I thought I would feel relieved when the treatment was over, but instead I just felt abandoned. Suddenly there were no follow-up appointments, no one to talk to – it felt like I was left to figure everything out on my own. I think it feels quite overwhelming. It seems like you hear a lot and read about so many people who have had cancer. I know several people with the same type of cancer, and then it comes back a few years later. They get cancer again. I find myself thinking a lot about that – “what if it comes back in a few years?” Did they really get everything when they removed it? That’s definitely something that lingers inside me... the thought of it coming back!

These ongoing anxieties were not merely private but reflected a lack of external validation or interactional space to process postoperative fears. Without shared meaning-making, the participants internalized solitude and insecurity as key features of survivorship. One participant explained:

ID number 2:

I think it feels very overwhelming. You hear a lot and read about so many people who’ve had cancer. I know several people with the same type of cancer, and then a few years later it comes back. They get cancer again. That’s something I think a lot about – “what if it comes back in a few years?” Did they really get everything when they removed it? That’s definitely something that sits with me… the fear that it might come back. And I also find it difficult that there’s such a long time between the follow-up exams – a scan now, and then not until five years from now before the colonoscopy. I had my final consultation last week, and no one even asked how I was really doing.

Furthermore, many participants mentioned that although their families had the best intentions, they were not equipped to provide emotional support, partly because they also lacked guidance or help from the healthcare system. One patient described:

ID number 4:

My family tried to be there for me, but they didn’t fully understand, and they also didn’t receive any help in dealing with it.
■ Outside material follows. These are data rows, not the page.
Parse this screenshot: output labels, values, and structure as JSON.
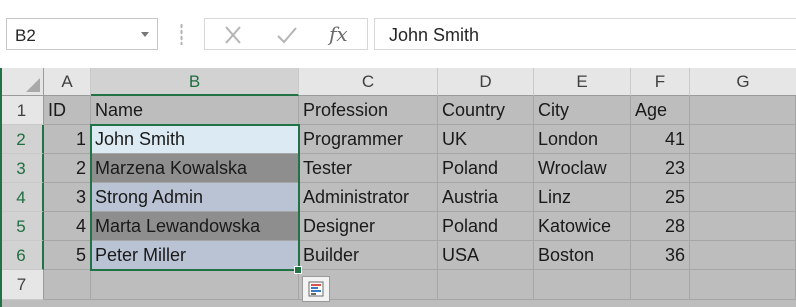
{
  "name_box": {
    "value": "B2"
  },
  "formula_bar": {
    "fx_label": "fx",
    "value": "John Smith"
  },
  "columns": [
    "A",
    "B",
    "C",
    "D",
    "E",
    "F",
    "G"
  ],
  "rows": [
    "1",
    "2",
    "3",
    "4",
    "5",
    "6",
    "7"
  ],
  "active_cell": "B2",
  "selection": "B2:B6",
  "table": {
    "headers": [
      "ID",
      "Name",
      "Profession",
      "Country",
      "City",
      "Age"
    ],
    "rows": [
      [
        "1",
        "John Smith",
        "Programmer",
        "UK",
        "London",
        "41"
      ],
      [
        "2",
        "Marzena Kowalska",
        "Tester",
        "Poland",
        "Wroclaw",
        "23"
      ],
      [
        "3",
        "Strong Admin",
        "Administrator",
        "Austria",
        "Linz",
        "25"
      ],
      [
        "4",
        "Marta Lewandowska",
        "Designer",
        "Poland",
        "Katowice",
        "28"
      ],
      [
        "5",
        "Peter Miller",
        "Builder",
        "USA",
        "Boston",
        "36"
      ]
    ]
  },
  "icons": {
    "cancel": "close-x-icon",
    "enter": "checkmark-icon",
    "insert_function": "fx-icon",
    "quick_analysis": "quick-analysis-icon",
    "name_box_dropdown": "chevron-down-icon",
    "select_all": "select-all-triangle-icon"
  },
  "colors": {
    "selection_border": "#217346",
    "selection_light": "#b9c3d3",
    "selection_dark": "#8e8e8e",
    "active_cell_fill": "#dcebf3",
    "sheet_background": "#bdbdbd"
  }
}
This limited the patients’ ability to share their needs openly, which deepened their sense of emotional isolation. Importantly, some patients noted that brief interventions offered meaningful moments of mutual recognition that helped restore the symbolic coherence to the patients’ postoperative identities. For many, even small gestures of empathy from a healthcare professional carried significant emotional weight and contributed to a sense of being seen, supported, and emotionally met during a vulnerable phase of recovery. As another participant shared:

ID number 4:

With you, it was more about the person – about how the whole process had been and what I needed to feel like myself again, in a way. I thought it was a good conversation, and you were very empathetic in the way you approached me as a patient. I was also contacted by cancer rehabilitation the following week, and that was because you had reached out to them. So, I thought that was really great.
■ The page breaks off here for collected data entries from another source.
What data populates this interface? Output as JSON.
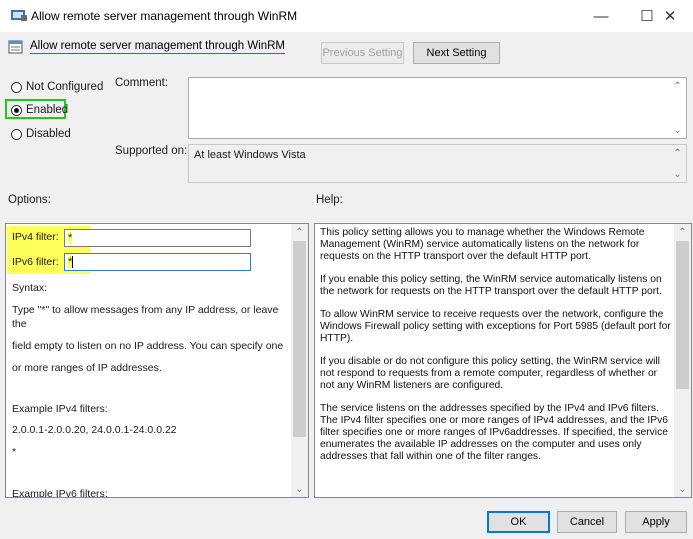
{
  "window": {
    "title": "Allow remote server management through WinRM",
    "controls": {
      "minimize": "—",
      "maximize": "☐",
      "close": "✕"
    }
  },
  "header": {
    "setting_title": "Allow remote server management through WinRM",
    "prev_label": "Previous Setting",
    "next_label": "Next Setting"
  },
  "state": {
    "options": [
      {
        "label": "Not Configured",
        "checked": false
      },
      {
        "label": "Enabled",
        "checked": true
      },
      {
        "label": "Disabled",
        "checked": false
      }
    ]
  },
  "comment": {
    "label": "Comment:",
    "value": ""
  },
  "supported": {
    "label": "Supported on:",
    "value": "At least Windows Vista"
  },
  "options_panel": {
    "heading": "Options:",
    "ipv4_label": "IPv4 filter:",
    "ipv4_value": "*",
    "ipv6_label": "IPv6 filter:",
    "ipv6_value": "*",
    "lines": [
      "Syntax:",
      "Type \"*\" to allow messages from any IP address, or leave",
      "the",
      "field empty to listen on no IP address. You can specify one",
      "or more ranges of IP addresses.",
      "Example IPv4 filters:",
      "2.0.0.1-2.0.0.20, 24.0.0.1-24.0.0.22",
      "*",
      "Example IPv6 filters:"
    ]
  },
  "help_panel": {
    "heading": "Help:",
    "paragraphs": [
      "This policy setting allows you to manage whether the Windows Remote Management (WinRM) service automatically listens on the network for requests on the HTTP transport over the default HTTP port.",
      "If you enable this policy setting, the WinRM service automatically listens on the network for requests on the HTTP transport over the default HTTP port.",
      "To allow WinRM service to receive requests over the network, configure the Windows Firewall policy setting with exceptions for Port 5985 (default port for HTTP).",
      "If you disable or do not configure this policy setting, the WinRM service will not respond to requests from a remote computer, regardless of whether or not any WinRM listeners are configured.",
      "The service listens on the addresses specified by the IPv4 and IPv6 filters. The IPv4 filter specifies one or more ranges of IPv4 addresses, and the IPv6 filter specifies one or more ranges of IPv6addresses. If specified, the service enumerates the available IP addresses on the computer and uses only addresses that fall within one of the filter ranges."
    ]
  },
  "footer": {
    "ok_label": "OK",
    "cancel_label": "Cancel",
    "apply_label": "Apply"
  }
}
Ultimately, this theme revealed that the transition from treatment to everyday life after cancer was marked by emotional isolation and a lack of psychological support. Although the patients felt physically cared for, many struggled to make sense of their experiences without spaces for dialogue or validation of their emotional needs. The abrupt ending of structured care left the patients in a liminal state as no longer ill but not yet whole, which amplified their fears of recurrence and uncertainty about the future. Although they were rare, moments of genuine emotional recognition were deeply valued and helped re-establish a sense of coherence and support.